US fund managers (𝗨𝗦𝗙𝗠𝘀) raising capital in Europe typically establish a Luxembourg access point to their fund complex, usually in the form of a special limited partnership (𝗦𝗖𝗦𝗽), managed by a Luxembourg authorised alternative investment fund manager (𝗟𝘂𝘅 𝗔𝗜𝗙𝗠), allowing the fund to be marketed across the EU under the marketing passport to professional investors.
Once the SCSp is established, the Lux AIFM must first notify the Luxembourg regulator (𝗖𝗦𝗦𝗙) that it manages the SCSp. Upon the CSSF’s response, the AIFM must file a marketing notification. The overall process with the CSSF usually takes 3 to 5 weeks from the establishment of the SCSp.
Together with the marketing notification, drafts of the long form limited partnership agreement and potentially a PPM are filed, together with ancillary documents. After receipt of the file, the CSSF transmits it to the local regulators of the targeted EU countries. Then, the CSSF notifies the Lux AIFM, and the marketing activities can start. There is no need to wait for any approvals from local regulators in the targeted EU States nor to have any direct contact with local regulators, which underlines the core idea behind the marketing passport.

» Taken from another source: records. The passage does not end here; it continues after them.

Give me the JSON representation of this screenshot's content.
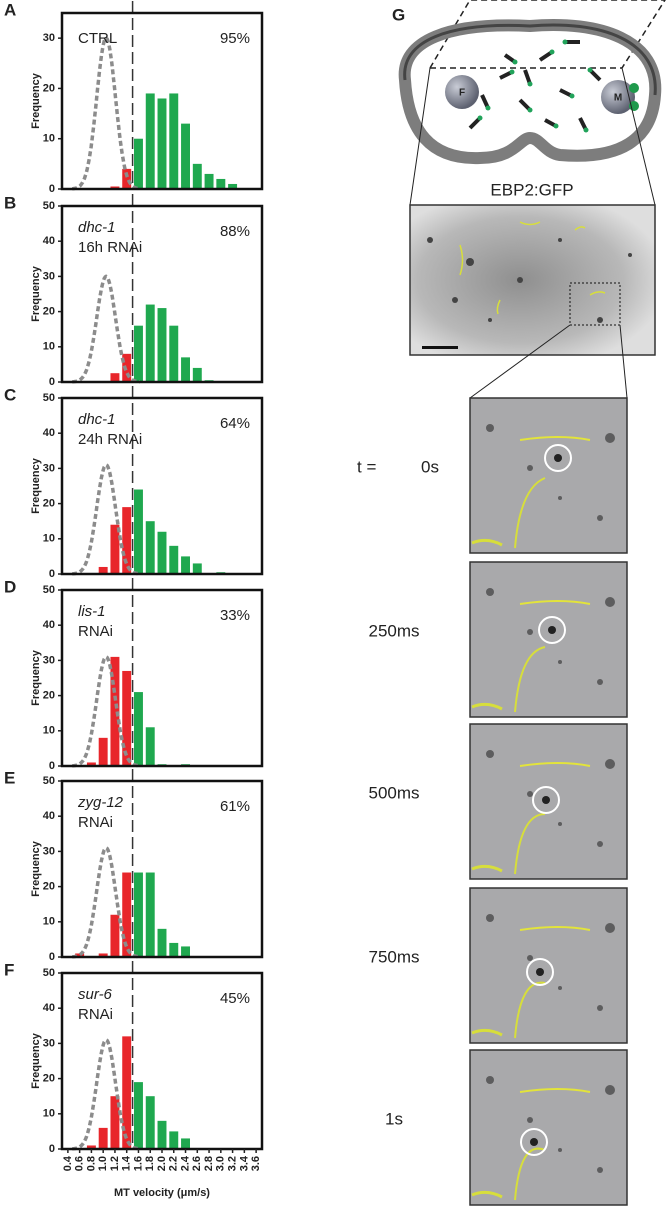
{
  "chart_data": [
    {
      "type": "histogram",
      "label": "A",
      "condition": "CTRL",
      "percent": "95%",
      "bins": [
        0.5,
        0.7,
        0.9,
        1.1,
        1.3,
        1.5,
        1.7,
        1.9,
        2.1,
        2.3,
        2.5,
        2.7,
        2.9,
        3.1,
        3.3
      ],
      "values": [
        0,
        0,
        0,
        0.5,
        4,
        10,
        19,
        18,
        19,
        13,
        5,
        3,
        2,
        1
      ],
      "threshold": 1.5,
      "color_below": "#e8262b",
      "color_above": "#1fa84f",
      "fit": {
        "mean": 1.05,
        "sd": 0.16,
        "peak": 30,
        "color": "#8c8c8c"
      },
      "xlim": [
        0.3,
        3.7
      ],
      "ylim": [
        0,
        35
      ],
      "yticks": [
        0,
        10,
        20,
        30
      ],
      "y_label": "Frequency"
    },
    {
      "type": "histogram",
      "label": "B",
      "gene": "dhc-1",
      "treatment": "16h RNAi",
      "percent": "88%",
      "bins": [
        0.5,
        0.7,
        0.9,
        1.1,
        1.3,
        1.5,
        1.7,
        1.9,
        2.1,
        2.3,
        2.5,
        2.7,
        2.9,
        3.1,
        3.3
      ],
      "values": [
        0,
        0,
        0,
        2.5,
        8,
        16,
        22,
        21,
        16,
        7,
        4,
        0.5,
        0,
        0
      ],
      "threshold": 1.5,
      "color_below": "#e8262b",
      "color_above": "#1fa84f",
      "fit": {
        "mean": 1.05,
        "sd": 0.16,
        "peak": 30,
        "color": "#8c8c8c"
      },
      "xlim": [
        0.3,
        3.7
      ],
      "ylim": [
        0,
        50
      ],
      "yticks": [
        0,
        10,
        20,
        30,
        40,
        50
      ],
      "y_label": "Frequency"
    },
    {
      "type": "histogram",
      "label": "C",
      "gene": "dhc-1",
      "treatment": "24h RNAi",
      "percent": "64%",
      "bins": [
        0.5,
        0.7,
        0.9,
        1.1,
        1.3,
        1.5,
        1.7,
        1.9,
        2.1,
        2.3,
        2.5,
        2.7,
        2.9,
        3.1,
        3.3
      ],
      "values": [
        0,
        0,
        2,
        14,
        19,
        24,
        15,
        12,
        8,
        5,
        3,
        0,
        0.5,
        0
      ],
      "threshold": 1.5,
      "color_below": "#e8262b",
      "color_above": "#1fa84f",
      "fit": {
        "mean": 1.05,
        "sd": 0.16,
        "peak": 31,
        "color": "#8c8c8c"
      },
      "xlim": [
        0.3,
        3.7
      ],
      "ylim": [
        0,
        50
      ],
      "yticks": [
        0,
        10,
        20,
        30,
        40,
        50
      ],
      "y_label": "Frequency"
    },
    {
      "type": "histogram",
      "label": "D",
      "gene": "lis-1",
      "treatment": "RNAi",
      "percent": "33%",
      "bins": [
        0.5,
        0.7,
        0.9,
        1.1,
        1.3,
        1.5,
        1.7,
        1.9,
        2.1,
        2.3,
        2.5,
        2.7,
        2.9,
        3.1,
        3.3
      ],
      "values": [
        0,
        1,
        8,
        31,
        27,
        21,
        11,
        0.5,
        0,
        0.5,
        0,
        0,
        0,
        0
      ],
      "threshold": 1.5,
      "color_below": "#e8262b",
      "color_above": "#1fa84f",
      "fit": {
        "mean": 1.05,
        "sd": 0.16,
        "peak": 31,
        "color": "#8c8c8c"
      },
      "xlim": [
        0.3,
        3.7
      ],
      "ylim": [
        0,
        50
      ],
      "yticks": [
        0,
        10,
        20,
        30,
        40,
        50
      ],
      "y_label": "Frequency"
    },
    {
      "type": "histogram",
      "label": "E",
      "gene": "zyg-12",
      "treatment": "RNAi",
      "percent": "61%",
      "bins": [
        0.5,
        0.7,
        0.9,
        1.1,
        1.3,
        1.5,
        1.7,
        1.9,
        2.1,
        2.3,
        2.5,
        2.7,
        2.9,
        3.1,
        3.3
      ],
      "values": [
        1,
        0,
        1,
        12,
        24,
        24,
        24,
        8,
        4,
        3,
        0,
        0,
        0,
        0
      ],
      "threshold": 1.5,
      "color_below": "#e8262b",
      "color_above": "#1fa84f",
      "fit": {
        "mean": 1.05,
        "sd": 0.16,
        "peak": 31,
        "color": "#8c8c8c"
      },
      "xlim": [
        0.3,
        3.7
      ],
      "ylim": [
        0,
        50
      ],
      "yticks": [
        0,
        10,
        20,
        30,
        40,
        50
      ],
      "y_label": "Frequency"
    },
    {
      "type": "histogram",
      "label": "F",
      "gene": "sur-6",
      "treatment": "RNAi",
      "percent": "45%",
      "bins": [
        0.5,
        0.7,
        0.9,
        1.1,
        1.3,
        1.5,
        1.7,
        1.9,
        2.1,
        2.3,
        2.5,
        2.7,
        2.9,
        3.1,
        3.3
      ],
      "values": [
        0,
        1,
        6,
        15,
        32,
        19,
        15,
        8,
        5,
        3,
        0,
        0,
        0,
        0
      ],
      "threshold": 1.5,
      "color_below": "#e8262b",
      "color_above": "#1fa84f",
      "fit": {
        "mean": 1.05,
        "sd": 0.16,
        "peak": 31,
        "color": "#8c8c8c"
      },
      "xlim": [
        0.3,
        3.7
      ],
      "ylim": [
        0,
        50
      ],
      "yticks": [
        0,
        10,
        20,
        30,
        40,
        50
      ],
      "y_label": "Frequency",
      "xticks": [
        0.4,
        0.6,
        0.8,
        {
          "value": 1,
          "label": "1.0"
        },
        1.2,
        1.4,
        1.6,
        1.8,
        {
          "value": 2,
          "label": "2.0"
        },
        2.2,
        2.4,
        2.6,
        2.8,
        {
          "value": 3,
          "label": "3.0"
        },
        3.2,
        3.4,
        3.6
      ],
      "x_label": "MT velocity (μm/s)"
    }
  ],
  "schematic": {
    "label": "G",
    "nuclei": [
      "F",
      "M"
    ],
    "caption": "EBP2:GFP"
  },
  "timelapse": {
    "prefix": "t =",
    "times": [
      "0s",
      "250ms",
      "500ms",
      "750ms",
      "1s"
    ]
  }
}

In case of a planned material change to the filed documentation, the Lux AIFM must notify the CSSF 1 month in advance of the implementation of such change. Most industry participants are comfortable that updated draft fund documents can be shared with prospective investors, provided that the changes are not effectively implemented. In practice, it means that investors could not be admitted to the SCSp based on the updated documents before the end of the one-month period. Therefore, a material change notification may de-facto suspend investor onboarding.
There is no clear guidance on what constitutes a material change. In another context, the CSSF indicated that a material change is a change that could affect an investor’s decision to invest. Potential examples include changes to the investment strategy, to the leverage provisions or to the SFDR status.
Unplanned material changes necessitate notification to the CSSF immediately upon their implementation but are not subject to the one-month period applicable to planned material changes. In practice, ”unplanned” are often considered modifications driven by investors-negotiations during closing rounds.
USFM should understand that potential planned material changes to the fund documents during the fund’s offering period should be carefully managed and coordinated with the Lux AIFM as to avoid - in the worst case - a marketing standstill. To avoid any surprises while fundraising, the Luxembourg AIFM’s position on the consequences of material changes must also be discussed when the AIF is onboarded.